1.2.2. – Del resto, ciò è quanto, nella sostanza, racchiude il fondo della complessiva censura e che, segnatamente, si chiede di scrutinare con il secondo profilo del motivo, deducendosi un vizio di motivazione della sentenza sul momento in cui avrebbe dovuto essere consegnato il certificato di abitabilità.

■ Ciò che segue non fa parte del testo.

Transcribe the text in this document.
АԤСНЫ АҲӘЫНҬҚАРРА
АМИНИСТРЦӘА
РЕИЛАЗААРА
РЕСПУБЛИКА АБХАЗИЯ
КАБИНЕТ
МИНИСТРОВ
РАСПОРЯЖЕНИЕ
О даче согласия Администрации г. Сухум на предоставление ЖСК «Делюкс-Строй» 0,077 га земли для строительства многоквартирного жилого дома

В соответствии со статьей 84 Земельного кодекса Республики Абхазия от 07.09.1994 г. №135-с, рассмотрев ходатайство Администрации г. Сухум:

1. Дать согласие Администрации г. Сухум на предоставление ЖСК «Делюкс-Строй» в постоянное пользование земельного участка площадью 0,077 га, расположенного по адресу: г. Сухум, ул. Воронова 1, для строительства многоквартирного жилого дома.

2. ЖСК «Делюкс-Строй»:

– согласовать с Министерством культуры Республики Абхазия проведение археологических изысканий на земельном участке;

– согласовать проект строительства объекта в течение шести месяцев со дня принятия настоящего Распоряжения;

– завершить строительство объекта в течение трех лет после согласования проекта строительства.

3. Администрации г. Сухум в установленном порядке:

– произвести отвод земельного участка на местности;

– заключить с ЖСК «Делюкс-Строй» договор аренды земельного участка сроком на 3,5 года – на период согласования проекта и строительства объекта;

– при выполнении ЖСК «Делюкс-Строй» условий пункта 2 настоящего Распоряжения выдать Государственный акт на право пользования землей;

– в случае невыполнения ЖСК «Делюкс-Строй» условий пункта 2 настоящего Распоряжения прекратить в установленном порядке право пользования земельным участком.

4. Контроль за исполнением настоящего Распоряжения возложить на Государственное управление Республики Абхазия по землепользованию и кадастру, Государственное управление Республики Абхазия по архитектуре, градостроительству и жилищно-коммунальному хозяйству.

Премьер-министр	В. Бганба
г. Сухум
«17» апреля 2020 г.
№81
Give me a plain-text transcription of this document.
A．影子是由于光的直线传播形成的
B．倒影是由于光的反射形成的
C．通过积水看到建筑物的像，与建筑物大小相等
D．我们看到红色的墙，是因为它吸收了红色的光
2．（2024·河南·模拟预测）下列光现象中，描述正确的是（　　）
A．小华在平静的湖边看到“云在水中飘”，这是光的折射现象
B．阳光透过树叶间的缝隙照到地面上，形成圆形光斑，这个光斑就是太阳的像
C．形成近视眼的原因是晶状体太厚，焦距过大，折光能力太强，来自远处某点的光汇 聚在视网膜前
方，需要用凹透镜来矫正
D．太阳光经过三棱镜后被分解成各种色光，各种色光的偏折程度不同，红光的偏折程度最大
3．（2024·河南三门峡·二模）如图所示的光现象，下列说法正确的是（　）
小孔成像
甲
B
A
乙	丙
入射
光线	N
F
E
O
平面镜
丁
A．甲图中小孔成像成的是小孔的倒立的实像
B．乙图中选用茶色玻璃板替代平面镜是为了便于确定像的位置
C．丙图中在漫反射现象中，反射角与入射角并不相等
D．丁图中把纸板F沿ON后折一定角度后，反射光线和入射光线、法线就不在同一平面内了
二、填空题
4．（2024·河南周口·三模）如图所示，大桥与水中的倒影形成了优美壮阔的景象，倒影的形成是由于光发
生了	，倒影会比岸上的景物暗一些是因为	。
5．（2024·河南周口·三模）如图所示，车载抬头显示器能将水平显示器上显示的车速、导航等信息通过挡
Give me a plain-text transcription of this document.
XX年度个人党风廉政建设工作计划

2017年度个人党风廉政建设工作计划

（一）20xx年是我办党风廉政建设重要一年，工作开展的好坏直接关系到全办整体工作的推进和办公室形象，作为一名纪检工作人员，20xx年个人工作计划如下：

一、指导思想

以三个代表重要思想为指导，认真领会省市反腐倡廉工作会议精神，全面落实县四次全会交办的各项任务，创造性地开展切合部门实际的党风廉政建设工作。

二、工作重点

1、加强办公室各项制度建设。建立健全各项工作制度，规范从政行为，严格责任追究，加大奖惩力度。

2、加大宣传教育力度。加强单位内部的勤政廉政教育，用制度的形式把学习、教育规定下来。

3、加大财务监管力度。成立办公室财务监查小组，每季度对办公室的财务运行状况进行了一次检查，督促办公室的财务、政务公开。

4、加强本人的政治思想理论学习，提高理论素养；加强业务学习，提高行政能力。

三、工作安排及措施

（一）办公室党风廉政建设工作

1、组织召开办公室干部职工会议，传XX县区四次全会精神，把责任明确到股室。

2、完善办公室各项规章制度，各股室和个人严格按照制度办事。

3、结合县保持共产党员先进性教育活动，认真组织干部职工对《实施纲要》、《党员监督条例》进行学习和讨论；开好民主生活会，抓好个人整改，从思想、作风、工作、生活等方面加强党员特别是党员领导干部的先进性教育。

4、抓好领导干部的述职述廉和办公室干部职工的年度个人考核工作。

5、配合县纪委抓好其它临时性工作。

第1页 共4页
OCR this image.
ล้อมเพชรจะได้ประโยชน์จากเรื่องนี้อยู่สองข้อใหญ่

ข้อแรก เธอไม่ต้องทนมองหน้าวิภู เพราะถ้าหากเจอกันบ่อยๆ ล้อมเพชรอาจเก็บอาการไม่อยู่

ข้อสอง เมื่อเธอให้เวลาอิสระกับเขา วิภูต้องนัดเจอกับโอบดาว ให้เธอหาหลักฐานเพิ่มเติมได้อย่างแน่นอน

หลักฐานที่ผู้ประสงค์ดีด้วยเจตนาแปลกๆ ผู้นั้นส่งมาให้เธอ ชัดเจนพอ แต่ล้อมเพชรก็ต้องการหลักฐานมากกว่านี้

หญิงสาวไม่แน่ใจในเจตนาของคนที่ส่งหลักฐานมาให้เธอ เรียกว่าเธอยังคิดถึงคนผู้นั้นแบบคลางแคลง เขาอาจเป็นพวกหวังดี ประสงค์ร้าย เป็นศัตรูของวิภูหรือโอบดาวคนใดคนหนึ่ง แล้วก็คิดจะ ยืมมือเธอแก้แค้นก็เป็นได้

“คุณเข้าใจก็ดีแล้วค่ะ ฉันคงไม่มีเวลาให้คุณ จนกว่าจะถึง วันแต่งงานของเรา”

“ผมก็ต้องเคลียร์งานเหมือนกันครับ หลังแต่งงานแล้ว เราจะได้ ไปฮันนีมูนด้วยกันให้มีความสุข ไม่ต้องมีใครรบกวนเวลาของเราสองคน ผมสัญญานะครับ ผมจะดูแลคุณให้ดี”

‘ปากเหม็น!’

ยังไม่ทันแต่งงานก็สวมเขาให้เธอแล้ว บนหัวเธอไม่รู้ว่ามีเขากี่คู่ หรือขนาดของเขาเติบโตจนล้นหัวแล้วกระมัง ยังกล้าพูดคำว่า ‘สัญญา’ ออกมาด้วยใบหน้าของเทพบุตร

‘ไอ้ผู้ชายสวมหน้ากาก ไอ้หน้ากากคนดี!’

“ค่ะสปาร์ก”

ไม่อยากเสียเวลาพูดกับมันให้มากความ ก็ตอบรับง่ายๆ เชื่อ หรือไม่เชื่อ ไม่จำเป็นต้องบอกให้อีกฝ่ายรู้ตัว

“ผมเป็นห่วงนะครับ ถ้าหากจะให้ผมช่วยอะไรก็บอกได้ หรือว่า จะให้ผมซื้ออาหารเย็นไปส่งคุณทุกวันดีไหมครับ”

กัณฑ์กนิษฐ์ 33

Ma sotto tale profilo la censura del ricorrente si palesa inammissibile, giacchè con essa si richiede in realtà di ricostruire la volontà delle parti, là dove il sindacato di legittimità deve esclusivamente limitarsi all’individuazione dei criteri ermeneutici del processo logico del quale il giudice di merito si sia avvalso per assolvere la funzione a lui riservata, al fine di verificare, per l’appunto, se sia incorso in vizi del ragionamento o in errore di diritto (Cass., sez. 3^, 31 marzo 2006, n. 7597; v. anche Cass., sez. Ili, 15 febbraio 2007, n. 3468; Cass., sez. Ili, 15 marzo 2005, n. 5624). Sicchè, per sfuggire al sindacato di questa Corte, giudice della legittimità, l’interpretazione fornita dal giudice di merito ad un contratto non deve essere l’unica interpretazione possibile, o la migliore in astratto, ma una delle possibili, e plausibili, interpretazioni; con la conseguenza che, allorquando di una clausola contrattuale sono possibili due o più interpretazioni, non è consentito, alla parte che aveva proposto l’interpretazione poi disattesa dal giudice di merito, dolersi in sede di legittimità del fatto che fosse stata privilegiata l’altra (così Cass., sez. 3^, 20 novembre 2009, n. 24539).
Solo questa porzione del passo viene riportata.